The changes aim to foster competition in all schools and step up student performance, Corbett told a student audience during a news conference at the Lincoln Charter School gym, in York.
The proposed reforms, which have been discussed in public for several months, focused on improvements to the charter-school system: increased funding for the Educational Improvement Tax Credit, a tax-credit program for businesses that underwrite scholarships and other academic programs; establishment of "opportunity scholarships" (vouchers); and an overhaul of the state teacher-evaluation system.
But specifics, such as cost and the "hows" and "whens" of Corbett's reforms, went unsaid.
"We're here because we can't continue down the same path and think that we're going to get a different result," Corbett said. "We have to think and act smarter. We have to have the will to do better."

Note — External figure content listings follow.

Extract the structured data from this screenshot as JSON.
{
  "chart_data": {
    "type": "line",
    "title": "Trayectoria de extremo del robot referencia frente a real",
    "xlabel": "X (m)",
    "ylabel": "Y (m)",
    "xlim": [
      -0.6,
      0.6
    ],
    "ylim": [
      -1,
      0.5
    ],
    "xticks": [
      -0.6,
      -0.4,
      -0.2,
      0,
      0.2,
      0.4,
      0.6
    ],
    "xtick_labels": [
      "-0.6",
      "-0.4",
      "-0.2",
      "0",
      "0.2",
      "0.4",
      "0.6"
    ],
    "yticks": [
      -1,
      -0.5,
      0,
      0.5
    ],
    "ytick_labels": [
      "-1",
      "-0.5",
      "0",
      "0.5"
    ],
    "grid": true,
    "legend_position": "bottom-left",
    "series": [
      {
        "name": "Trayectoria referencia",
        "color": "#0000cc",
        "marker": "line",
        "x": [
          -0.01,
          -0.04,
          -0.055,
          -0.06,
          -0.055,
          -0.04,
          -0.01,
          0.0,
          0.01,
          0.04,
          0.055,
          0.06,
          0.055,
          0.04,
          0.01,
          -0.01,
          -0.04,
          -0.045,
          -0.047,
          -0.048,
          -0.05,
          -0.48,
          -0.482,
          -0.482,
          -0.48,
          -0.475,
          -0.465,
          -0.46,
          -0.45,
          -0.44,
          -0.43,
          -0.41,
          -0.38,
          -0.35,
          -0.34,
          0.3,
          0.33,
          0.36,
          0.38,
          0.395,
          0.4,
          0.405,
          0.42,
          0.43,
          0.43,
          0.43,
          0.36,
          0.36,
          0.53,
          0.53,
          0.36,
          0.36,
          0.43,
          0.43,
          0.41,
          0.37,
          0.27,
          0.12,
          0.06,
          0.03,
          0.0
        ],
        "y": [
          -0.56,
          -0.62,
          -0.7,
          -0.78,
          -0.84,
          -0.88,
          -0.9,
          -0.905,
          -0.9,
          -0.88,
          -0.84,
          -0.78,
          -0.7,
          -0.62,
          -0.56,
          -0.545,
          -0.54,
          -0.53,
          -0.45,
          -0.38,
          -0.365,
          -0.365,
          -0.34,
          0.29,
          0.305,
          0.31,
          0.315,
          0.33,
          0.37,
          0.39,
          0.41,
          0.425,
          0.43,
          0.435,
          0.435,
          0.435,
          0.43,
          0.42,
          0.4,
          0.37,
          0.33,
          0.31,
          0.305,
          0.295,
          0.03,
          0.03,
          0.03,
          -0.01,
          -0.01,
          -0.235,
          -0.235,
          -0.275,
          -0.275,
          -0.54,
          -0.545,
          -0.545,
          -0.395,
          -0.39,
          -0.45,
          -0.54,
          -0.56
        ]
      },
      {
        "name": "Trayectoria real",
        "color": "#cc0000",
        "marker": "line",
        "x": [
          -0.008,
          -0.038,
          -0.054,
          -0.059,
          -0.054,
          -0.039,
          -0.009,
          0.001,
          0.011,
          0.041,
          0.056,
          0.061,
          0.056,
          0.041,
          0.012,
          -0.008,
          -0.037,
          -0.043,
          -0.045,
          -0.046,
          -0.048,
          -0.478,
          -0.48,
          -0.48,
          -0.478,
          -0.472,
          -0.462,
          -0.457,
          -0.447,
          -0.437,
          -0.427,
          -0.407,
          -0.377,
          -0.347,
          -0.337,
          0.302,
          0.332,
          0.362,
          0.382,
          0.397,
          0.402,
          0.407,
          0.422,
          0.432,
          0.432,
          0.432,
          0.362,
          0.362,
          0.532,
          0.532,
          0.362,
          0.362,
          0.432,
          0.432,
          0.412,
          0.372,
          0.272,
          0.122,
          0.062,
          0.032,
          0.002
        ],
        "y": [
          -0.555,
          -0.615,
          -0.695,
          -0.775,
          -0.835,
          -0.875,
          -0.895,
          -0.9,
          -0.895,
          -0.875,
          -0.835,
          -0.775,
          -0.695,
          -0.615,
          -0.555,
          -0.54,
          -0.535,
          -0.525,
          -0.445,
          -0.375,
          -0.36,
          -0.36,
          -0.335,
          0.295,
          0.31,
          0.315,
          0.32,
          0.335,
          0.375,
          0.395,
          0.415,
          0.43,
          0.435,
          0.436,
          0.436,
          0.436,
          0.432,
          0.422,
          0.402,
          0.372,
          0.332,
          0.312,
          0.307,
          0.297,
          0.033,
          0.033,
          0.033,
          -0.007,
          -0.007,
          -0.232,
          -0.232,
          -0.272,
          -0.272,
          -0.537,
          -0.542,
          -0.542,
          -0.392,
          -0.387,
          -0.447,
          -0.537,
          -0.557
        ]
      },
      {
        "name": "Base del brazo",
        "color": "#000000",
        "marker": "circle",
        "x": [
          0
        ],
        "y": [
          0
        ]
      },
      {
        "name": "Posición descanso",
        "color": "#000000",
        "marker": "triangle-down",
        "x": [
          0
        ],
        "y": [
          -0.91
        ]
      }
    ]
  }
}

The Opportunity Scholarship Program will provide families with choice, according to the plan. Eligible students would receive tuition assistance if their families earned $29,000 or less and lived within the attendance zone of the lowest-performing 5 percent of schools in the state.
The Department of Education would administer the program, and there would be more accountability by requiring recipients to take a test to measure for academic performance, he said.

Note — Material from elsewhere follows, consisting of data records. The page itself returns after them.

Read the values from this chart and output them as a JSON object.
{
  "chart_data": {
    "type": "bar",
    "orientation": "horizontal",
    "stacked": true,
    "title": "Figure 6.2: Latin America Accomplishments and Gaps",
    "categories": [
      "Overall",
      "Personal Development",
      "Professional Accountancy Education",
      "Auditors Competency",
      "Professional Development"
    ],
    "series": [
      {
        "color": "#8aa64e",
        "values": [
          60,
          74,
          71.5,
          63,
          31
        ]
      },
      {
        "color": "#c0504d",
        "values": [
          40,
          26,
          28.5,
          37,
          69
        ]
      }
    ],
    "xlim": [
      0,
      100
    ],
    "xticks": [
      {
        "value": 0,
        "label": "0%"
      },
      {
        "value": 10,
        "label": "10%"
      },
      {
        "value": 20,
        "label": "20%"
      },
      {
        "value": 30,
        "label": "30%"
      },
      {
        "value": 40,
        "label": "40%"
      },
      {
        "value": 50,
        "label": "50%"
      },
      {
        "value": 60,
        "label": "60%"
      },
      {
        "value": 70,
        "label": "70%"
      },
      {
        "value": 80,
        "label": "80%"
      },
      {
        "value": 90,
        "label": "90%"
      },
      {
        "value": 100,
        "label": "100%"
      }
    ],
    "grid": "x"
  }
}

Corbett also proposed increasing the $75 million tax-credit program. A bill that seeks to expand the program to $100 million and then to $200 million has passed the House, but not the Senate.
Corbett didn't mention the costs of the voucher program and the tax credits during his remarks. A spokeswoman for the governor didn't respond to a Daily News inquiry about the program's cost.
State Rep. James R. Roebuck Jr., D-West Phila., said that 60 to 65 percent of state residents oppose vouchers, adding that schools can deny children entry.
"The critical problem in all of this is that it doesn't guarantee anyone anything," said Roebuck, who chairs the House Education Committee.
It's a one-way street for city students, he said. Philadelphia schools accept students from Montgomery, Bucks and Delaware counties, Roebuck said, yet suburban schools "aggressively block Philadelphia kids from attending" their schools.
"It's all a sham," Roebuck said, referring to the proposal.
Corbett also proposed more-comprehensive teacher evaluations that wouldn't assess educators just in "satisfactory" and "unsatisfactory" terms. The proposed system would instead evaluate teachers as "distinguished," "proficient," "needs improvement" and "failing."
Jerry Jordan, president of the Philadelphia Federation of Teachers, called Corbett's remarks on new evaluations "a very, very simple statement."
"What does it mean to be 'distinguished'? Who evaluates them? How often?" he asked. "That's the meat that has to be on the bone."